I recently had a couple articles (here & here) published in Projects at Work based on some discussions I had at the Project Flow 2011 conference. I'll admit going into this conference I wasn't an expert on Critical Chain. In one of my articles, I compared Critical Chain to Agile and came to the conclusion that Critical Chain is not a form of Agile. However, that doesn't mean they can't co-exist.
For those unfamiliar with it, Critical Chain is the project management approach based on Theory of Constraints (TOC), all based on books by the late Eliyahu M. Goldratt. Goldratt's books are interesting because they are written as novels, not text books.

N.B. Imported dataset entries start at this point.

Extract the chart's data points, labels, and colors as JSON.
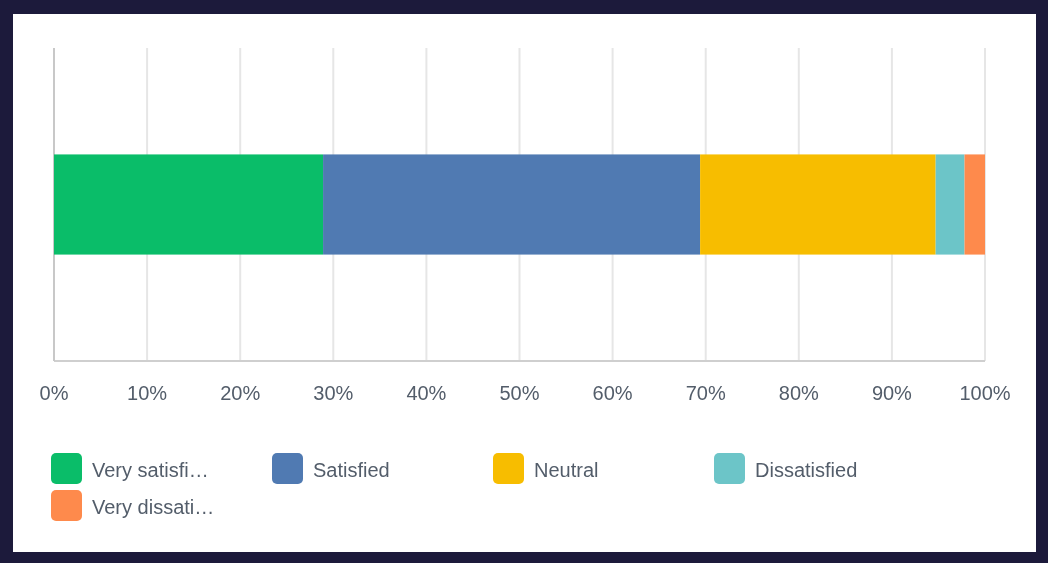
{
  "chart_data": {
    "type": "bar",
    "orientation": "horizontal",
    "stacked": true,
    "categories": [
      null
    ],
    "series": [
      {
        "name": "Very satisfi…",
        "color": "#0abd69",
        "values": [
          28.9
        ]
      },
      {
        "name": "Satisfied",
        "color": "#507ab2",
        "values": [
          40.5
        ]
      },
      {
        "name": "Neutral",
        "color": "#f7bd00",
        "values": [
          25.3
        ]
      },
      {
        "name": "Dissatisfied",
        "color": "#6cc5c8",
        "values": [
          3.1
        ]
      },
      {
        "name": "Very dissati…",
        "color": "#fe8a4c",
        "values": [
          2.2
        ]
      }
    ],
    "xlim": [
      0,
      100
    ],
    "xticks": [
      {
        "value": 0,
        "label": "0%"
      },
      {
        "value": 10,
        "label": "10%"
      },
      {
        "value": 20,
        "label": "20%"
      },
      {
        "value": 30,
        "label": "30%"
      },
      {
        "value": 40,
        "label": "40%"
      },
      {
        "value": 50,
        "label": "50%"
      },
      {
        "value": 60,
        "label": "60%"
      },
      {
        "value": 70,
        "label": "70%"
      },
      {
        "value": 80,
        "label": "80%"
      },
      {
        "value": 90,
        "label": "90%"
      },
      {
        "value": 100,
        "label": "100%"
      }
    ],
    "grid": "x",
    "legend": "bottom"
  }
}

The PMI Agile Community of Practice had a tweetchat last week on scaling agility with Mike Cottmeyer. One of Mike's comments was about Theory of Constraint. Mike tweeted that at the lowest level in an agile organization are small projects using Scrum. At the higher level, TOC or Kanban can come into play as the work should take on more of a flow. Mike recommended reducing the dependencies between projects and reducing bottlenecks (full Tweetchat text can be found here for PMI Agile CoP members).
So what does this mean to you? One lesson to take from all of this is that we need to constantly keep our skills up to date. Earning your CSM is good, but not enough. You need to pick up on other techniques as well, so find a conference, pick up a book or two, or get involved with the PMI Agile Community of Practice. This way you can scale up your personal skills in agile.